I was reminiscing the other day about some of the “extreme weather events” I experienced before global warming was invented, such as the record 11in of rain that fell in one day in Dorset in July 1955, or the record 6.74in that fell in 40 minutes on Hampstead, where I lived, in August 1975. Further back, I recalled the Lynmouth flood disaster killing 34 people in August 1952, followed only five months later by the great North Sea flood of 1953 which killed 307 people in England alone.

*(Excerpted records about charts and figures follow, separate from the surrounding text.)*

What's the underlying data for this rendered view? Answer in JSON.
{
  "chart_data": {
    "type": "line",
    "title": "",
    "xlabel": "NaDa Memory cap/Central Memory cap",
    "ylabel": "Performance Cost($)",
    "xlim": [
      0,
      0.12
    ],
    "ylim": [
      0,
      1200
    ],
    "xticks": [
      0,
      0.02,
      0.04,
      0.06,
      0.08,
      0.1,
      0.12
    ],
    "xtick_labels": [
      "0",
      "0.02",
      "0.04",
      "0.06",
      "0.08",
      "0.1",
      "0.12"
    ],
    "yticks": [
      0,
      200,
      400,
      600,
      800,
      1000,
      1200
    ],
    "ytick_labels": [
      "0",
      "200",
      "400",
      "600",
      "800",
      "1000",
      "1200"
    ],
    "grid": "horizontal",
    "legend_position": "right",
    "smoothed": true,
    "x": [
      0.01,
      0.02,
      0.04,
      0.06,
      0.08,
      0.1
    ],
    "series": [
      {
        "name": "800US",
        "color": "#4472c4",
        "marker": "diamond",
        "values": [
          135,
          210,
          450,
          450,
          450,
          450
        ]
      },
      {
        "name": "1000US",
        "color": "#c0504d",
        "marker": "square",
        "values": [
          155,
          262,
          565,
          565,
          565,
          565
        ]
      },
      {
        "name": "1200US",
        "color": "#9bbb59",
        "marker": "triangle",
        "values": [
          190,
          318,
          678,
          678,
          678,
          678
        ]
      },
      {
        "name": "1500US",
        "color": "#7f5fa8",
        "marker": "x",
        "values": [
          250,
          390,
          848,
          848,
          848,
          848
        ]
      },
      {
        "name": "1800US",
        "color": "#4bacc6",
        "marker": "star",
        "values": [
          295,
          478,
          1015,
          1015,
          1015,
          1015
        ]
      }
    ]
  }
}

All the poor old warmists can go on now is a washed-out spring and midsummer – when every local council in the land is still telling us that we can expect “hotter, drier summers”. I am sure they were predicting much the same in Noah’s time.

The World Service is ‘not what it was’

In a fine flourish of sentimentality, the BBC marked the move of its World Service from Bush House by telling us that this was where it had won its reputation as “the most trustworthy and reliable news service in the world”. But as anyone who listens to it these days will know, that golden era is no more.

Even when Aung San Suu Kyi was recently praising the World Service as having been her “lifeline” during her years of house arrest in Burma, she could not resist telling her BBC hosts that it is “not what it was”. Its once reassuringly professional output has been dumbed down into an almost unrecognisable shadow of its former self, with relentlessly repetitive station IDs, constant daft bursts of music, the too often silly, unauthoritative voices of its presenters and a pervading air of political correctness, as it regales us with items on the fight for gay rights in Mali or a little talk on the threat of global warming by the “philosopher Alain de Botton”. In this respect, though, it is not that different from the rest of the BBC. One often gets the impression that what the BBC is about these days is, as much as anything, the BBC itself – as its self-regarding coverage of the retreat from Bush House perfectly exemplified.